By Andrew Gilhooley / 411
In the two short years since its inception, San Diego band Louis XIV has made a big international splash. Influential British magazine NME has recognized the band with an award, and Rolling Stone named Louis XIV one of the 10 bands to watch in 2005. The band is currently on the US leg of a tour that will visit France, the UK and Japan. On Thursday, the tour stops off at The Catalyst in Santa Cruz.
Louis XIV was formed in 2003 from the remnants of another band, Convoy. Best friends and former band mates Jason Hill and Brian Karscig (both guitarists and vocalists) began looking around for a new project. They had recently written some new songs. One song was called “Louis XIV” and decided to give their new band the same name. The next step was to record the new material, so, together with drummer Mark Maigaard, Hill and Karscig flew to Paris and a friend’s home recording studio.
Sequestered in their friend’s apartment with a 60s-era 16-track tape recorder, the newly-formed band spent two weeks recording its new material. The sound was rough and ready, recorded in as few takes as possible and reminiscent of great 70s rock bands like T-Rex. Returning to San Diego, the band posted MP3s of the songs on its website. Soon, a local radio station began playing one of the tracks, “God Killed the Queen.” To the band’s surprise, demand for Louis XIV’s music quickly began to grow.

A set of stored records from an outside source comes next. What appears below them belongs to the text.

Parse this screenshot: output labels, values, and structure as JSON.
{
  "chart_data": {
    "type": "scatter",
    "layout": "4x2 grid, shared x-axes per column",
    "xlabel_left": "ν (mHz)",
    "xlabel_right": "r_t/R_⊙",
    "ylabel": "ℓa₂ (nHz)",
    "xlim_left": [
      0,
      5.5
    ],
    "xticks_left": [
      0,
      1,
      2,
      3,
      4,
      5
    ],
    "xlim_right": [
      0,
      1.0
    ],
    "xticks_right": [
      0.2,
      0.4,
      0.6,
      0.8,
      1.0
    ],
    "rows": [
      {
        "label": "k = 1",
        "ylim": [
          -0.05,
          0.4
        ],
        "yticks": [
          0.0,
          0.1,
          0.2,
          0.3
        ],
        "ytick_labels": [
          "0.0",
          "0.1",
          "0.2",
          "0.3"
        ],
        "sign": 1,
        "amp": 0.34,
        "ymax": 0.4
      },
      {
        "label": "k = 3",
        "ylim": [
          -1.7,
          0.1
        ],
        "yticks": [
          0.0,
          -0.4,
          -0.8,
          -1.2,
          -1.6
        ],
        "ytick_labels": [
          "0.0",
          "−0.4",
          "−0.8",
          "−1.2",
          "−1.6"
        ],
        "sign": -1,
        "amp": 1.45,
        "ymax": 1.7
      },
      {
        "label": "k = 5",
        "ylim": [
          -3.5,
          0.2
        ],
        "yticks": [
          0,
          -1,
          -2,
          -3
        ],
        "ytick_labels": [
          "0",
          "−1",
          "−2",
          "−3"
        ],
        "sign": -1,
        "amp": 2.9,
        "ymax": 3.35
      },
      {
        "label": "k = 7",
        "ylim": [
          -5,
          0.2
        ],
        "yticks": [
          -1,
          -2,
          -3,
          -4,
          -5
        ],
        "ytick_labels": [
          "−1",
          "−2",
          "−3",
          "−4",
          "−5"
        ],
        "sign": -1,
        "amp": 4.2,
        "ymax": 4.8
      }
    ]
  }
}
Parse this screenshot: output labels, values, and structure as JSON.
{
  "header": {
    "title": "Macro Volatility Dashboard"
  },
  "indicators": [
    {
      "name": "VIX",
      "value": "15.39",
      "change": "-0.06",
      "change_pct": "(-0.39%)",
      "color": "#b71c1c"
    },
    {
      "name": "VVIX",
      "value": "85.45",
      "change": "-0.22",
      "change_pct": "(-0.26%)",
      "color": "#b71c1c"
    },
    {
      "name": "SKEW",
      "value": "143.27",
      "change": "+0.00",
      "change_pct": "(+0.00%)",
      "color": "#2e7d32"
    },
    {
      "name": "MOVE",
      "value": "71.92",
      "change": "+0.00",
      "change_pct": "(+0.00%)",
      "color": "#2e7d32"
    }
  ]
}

The band at this point did not have a record deal, so they bought a CD burner and started their own label, the Pineapple Recording Group. They initially pressed 500 copies of their self-titled debut CD, and sold them all within a month. A copy of the album somehow made its way to the UK and BBC Radio 1. Soon, Louis XIV was enjoying national airplay in the UK. At the same time, the band’s fan base at home was growing steadily, and by the summer of 2004, they had sold over 10,000 CDs, including two newly recorded EPs.
A national tour with The Killers brought the band even more exposure, and in August 2004, Louis XIV signed to Atlantic Records. The band’s major label debut, “The Best Little Secrets Are Kept,” was released in March of this year and has earned Louis XIV praise and criticism in almost equal measure. One feminist critic wrote a vitriolic article about the band’s song lyrics, which she said were demeaning to women. Hill is adamant that this is not the case. “The article said that we hate women and that people had to stop this band now,” he said. “I thought that was the funniest thing because we wrote an album in adoration of women."
Negative press about raunchy lyrics seems to be doing the band’s popularity no harm, however. Sales of the album are booming and the fans are packing the concert venues. Louis XIV does indeed look like one of the names to watch in 2005. See what all the fuss is about for yourself this Thursday.